Configure DSR on ACE
In order to configure ACE for DSR, two specific configuration steps are required:
1. Configure the server farm in transparent mode
2. Disable the TCP/IP normalizer on the client-side interface
The first step (transparent server farm) simply tells ACE to not perform NAT of the VIP address to a real server address. The second step turns off ACE's "statefulness" - it lets ACE accept client-originated TCP ACKs and data without having seen a full 3-way handshake before that. Remember that with DSR the servers respond directly to the client, bypassing ACE. The clients however always end up crossing ACE to reach the servers. Therefore, this results in a certain traffic asymmetry that is taken care of by disabling the TCP/IP normalizer on ACE.
Here is the configuration as it appears on ACE:
access-list inbound line 10 extended permit ip host 10.20.10.101 host 192.168.5.5
rserver host real1
ip address 10.10.15.100
rserver host real2
ip address 10.10.15.101
serverfarm host farm1
class-map match-all vip
2 match virtual-address 192.168.5.5 any
policy-map type loadbalance first-match lbpol
policy-map multi-match LBPOL
loadbalance vip inservice
loadbalance policy lbpol
loadbalance vip icmp-reply active
interface vlan 150
ip address 10.10.15.1 255.255.255.0
access-group input inbound
service-policy input LBPOL
ip route 0.0.0.0 0.0.0.0 10.10.15.2
Configure Virtual Interface on Server
On a server configuration of virtual interface is simple. Here is an example of Linux server.
[[email protected]-p root]# ifconfig eth1:1
eth1:1 Link encap:Ethernet HWaddr 01:00:CA:FE:00:00
inet addr:192.168.5.5 Bcast:10.10.15.255 Mask:255.255.255.255
UP BROADCAST RUNNING MULTICAST MTU:1500 Metric:1
Interrupt:10 Base address:0xdc00
[[email protected]-p root]# ifconfig eth1
eth1 Link encap:Ethernet HWaddr 01:00:CA:FE:00:00
inet addr:10.10.15.101 Bcast:10.10.15.255 Mask:255.255.255.0
inet6 addr: fe80::200:caff:fefe:0/64 Scope:Link
inet6 addr: 2001:db8:250::121/64 Scope:Global
UP BROADCAST RUNNING MULTICAST MTU:1500 Metric:1
RX packets:4630 errors:118 dropped:0 overruns:0 frame:99
TX packets:342 errors:1 dropped:0 overruns:0 carrier:4
If ARP suppression is required, use this step (optional):
[[email protected]-p root]# ip link set eth1:1 arp off
In case the setup does not work try the following settings on your Windows server. Open CMD and enter the following commands:
netsh interface ipv4 set interface "HLB-VIP" weakhostreceive=enabled
netsh interface ipv4 set interface "HLB-VIP" weakhostsend=enabled
netsh interface ipv4 set interface "Local Area Connection" weakhostreceive=enabled
From Windows Control Panel do the following:
1. Open Device manager (right click "Computer" and click "Manage")

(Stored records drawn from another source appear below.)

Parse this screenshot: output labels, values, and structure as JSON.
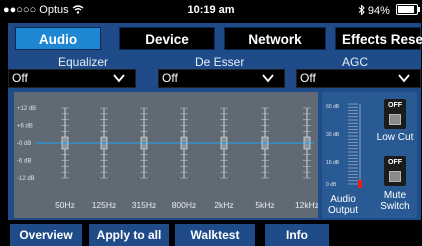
{
  "status_bar": {
    "carrier": "Optus",
    "signal_dots": "●●○○○",
    "time": "10:19 am",
    "battery": "94%"
  },
  "tabs": [
    {
      "label": "Audio",
      "active": true
    },
    {
      "label": "Device",
      "active": false
    },
    {
      "label": "Network",
      "active": false
    },
    {
      "label": "Effects Reset",
      "active": false
    }
  ],
  "controls": {
    "equalizer": {
      "label": "Equalizer",
      "value": "Off"
    },
    "de_esser": {
      "label": "De Esser",
      "value": "Off"
    },
    "agc": {
      "label": "AGC",
      "value": "Off"
    }
  },
  "eq": {
    "db_labels": [
      "+12 dB",
      "+6 dB",
      "-0 dB",
      "-6 dB",
      "-12 dB"
    ],
    "bands": [
      "50Hz",
      "125Hz",
      "315Hz",
      "800Hz",
      "2kHz",
      "5kHz",
      "12kHz"
    ],
    "gains_db": [
      0,
      0,
      0,
      0,
      0,
      0,
      0
    ]
  },
  "output": {
    "meter_labels": [
      "60 dB",
      "30 dB",
      "10 dB",
      "0 dB"
    ],
    "label": "Audio Output",
    "low_cut": {
      "label": "Low Cut",
      "state": "OFF"
    },
    "mute": {
      "label": "Mute Switch",
      "state": "OFF"
    }
  },
  "bottom_bar": [
    "Overview",
    "Apply to all",
    "Walktest",
    "Info"
  ],
  "colors": {
    "panel": "#1f4c89",
    "active_tab": "#1d87d4",
    "eq_bg": "#5f6a74",
    "eq_line": "#1fa3ff",
    "meter_red": "#e22020"
  }
}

2. Click on "Device Manager"
3. Expand "Network Adapters"
4. Right click your network adapter
5. click "properties"
6. click the tab named "Advanced"
7. Find "IP Checksum Offload" and click it
8. Put the value to the right to "Disabled"
9. Find "TCP Checksum offload (IPvX)
10. Set the value to the right to "Disabled"
Also try to update the drivers for the server NIC card to resolve any issue.